Drue gritted her teeth against the pain and kept walking. She was on Gulf Boulevard now, the busy north–south thoroughfare that threaded through all the tiny beach towns before eventually making a sharp right turn at Treasure Island Causeway, heading east toward downtown St. Pete. A clutch of giggling teenage girls, spring breakers, probably, dressed in bikini tops and microscopic neon-bright shorts with the waistbands rolled down to their navels, approached on the sidewalk, headed in the opposite direction, and made an elaborate show of sidestepping her.

She heard a quavery voice behind her.

“Excuse me, darling.” She turned her head to see an elderly man, his bony bare chest glistening with sweat, power past, pumping small dumbbells in each hand.

She squinted and saw, just half a block ahead, the shaded bus shelter. Thank God. She wasn’t sure if she could walk much farther. Half a block, though. That, she could do. She picked up the pace, trying to ignore the red-hot stabbing pain in her knee.

Briiiing, briiinnng,a bike’s bell and then a booming woman’s voice: “On your left!”

She stumbled over her flip-flop and toppled onto the grassy verge just in time to avoid being mowed down by a white-haired octogenarian wearing wraparound sunglasses and a Tampa Bay Rays sun visor furiously pedaling past on an adult tricycle.

“Hey!” Drue yelled after her. “Get on the bike path.”

“Up yours,” the woman called, turning around briefly to flip her the bird.

As she struggled to her feet, she saw, almost in slow motion, the city bus passing her by. She winced in pain, but also at the ad emblazoned along the side of the bus.

SLIP AND FALL? GIVE BRICE A CALL!The ad was accompanied by a five-foot-tall airbrush-enhanced color portrait of W. Brice Campbell, arms crossed defiantly, his chiseled chin jutting pugnaciously, a stance Drue knew all too well.

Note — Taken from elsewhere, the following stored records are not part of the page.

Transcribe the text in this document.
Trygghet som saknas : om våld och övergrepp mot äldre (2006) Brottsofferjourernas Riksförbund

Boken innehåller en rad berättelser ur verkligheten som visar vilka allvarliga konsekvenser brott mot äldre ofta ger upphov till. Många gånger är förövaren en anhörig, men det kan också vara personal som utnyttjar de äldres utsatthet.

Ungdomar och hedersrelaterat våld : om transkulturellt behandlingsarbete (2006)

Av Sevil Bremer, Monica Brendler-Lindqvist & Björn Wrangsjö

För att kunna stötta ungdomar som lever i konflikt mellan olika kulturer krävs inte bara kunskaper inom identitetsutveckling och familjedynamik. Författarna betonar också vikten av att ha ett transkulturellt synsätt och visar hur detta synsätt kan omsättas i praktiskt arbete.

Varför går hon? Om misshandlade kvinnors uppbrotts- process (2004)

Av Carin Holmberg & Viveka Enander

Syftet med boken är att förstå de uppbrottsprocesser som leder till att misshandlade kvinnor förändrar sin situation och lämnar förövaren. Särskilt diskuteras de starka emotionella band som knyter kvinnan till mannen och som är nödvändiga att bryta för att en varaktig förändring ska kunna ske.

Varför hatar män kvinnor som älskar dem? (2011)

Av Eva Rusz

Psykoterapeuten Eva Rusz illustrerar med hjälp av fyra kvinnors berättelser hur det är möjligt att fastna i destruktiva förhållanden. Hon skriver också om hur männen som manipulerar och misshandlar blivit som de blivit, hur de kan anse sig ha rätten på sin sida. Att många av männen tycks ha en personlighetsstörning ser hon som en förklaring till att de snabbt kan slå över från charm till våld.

The bus slowed momentarily at the bus stop. The air brakes whooshed. “Stay there,” Drue muttered. “Stay right there.” She broke into her current version of a run, a lopsided, sorry, limping affair.

A young Hispanic woman stepped off the bus, turned, and waved goodbye to the driver.

“Hey,” Drue yelled breathlessly, closing the gap, now maybe only three bus-lengths away. She waved her arms over her head. “Hey!”

The woman turned and gave the stranger a hesitant smile. “Hey.”

The bus’s brakes whooshed again and it started to move.

“Tell him to stop,” Drue cried. “Tell him to wait.”

But it was too late. The bus picked up speed. It moved on. The woman stood by the bus shelter. She was dressed in a gray and white uniform smock, her name, Sonia, embroidered above her left breast.

“Sorry,” she said softly, as Drue approached, limping badly. “Are you okay?”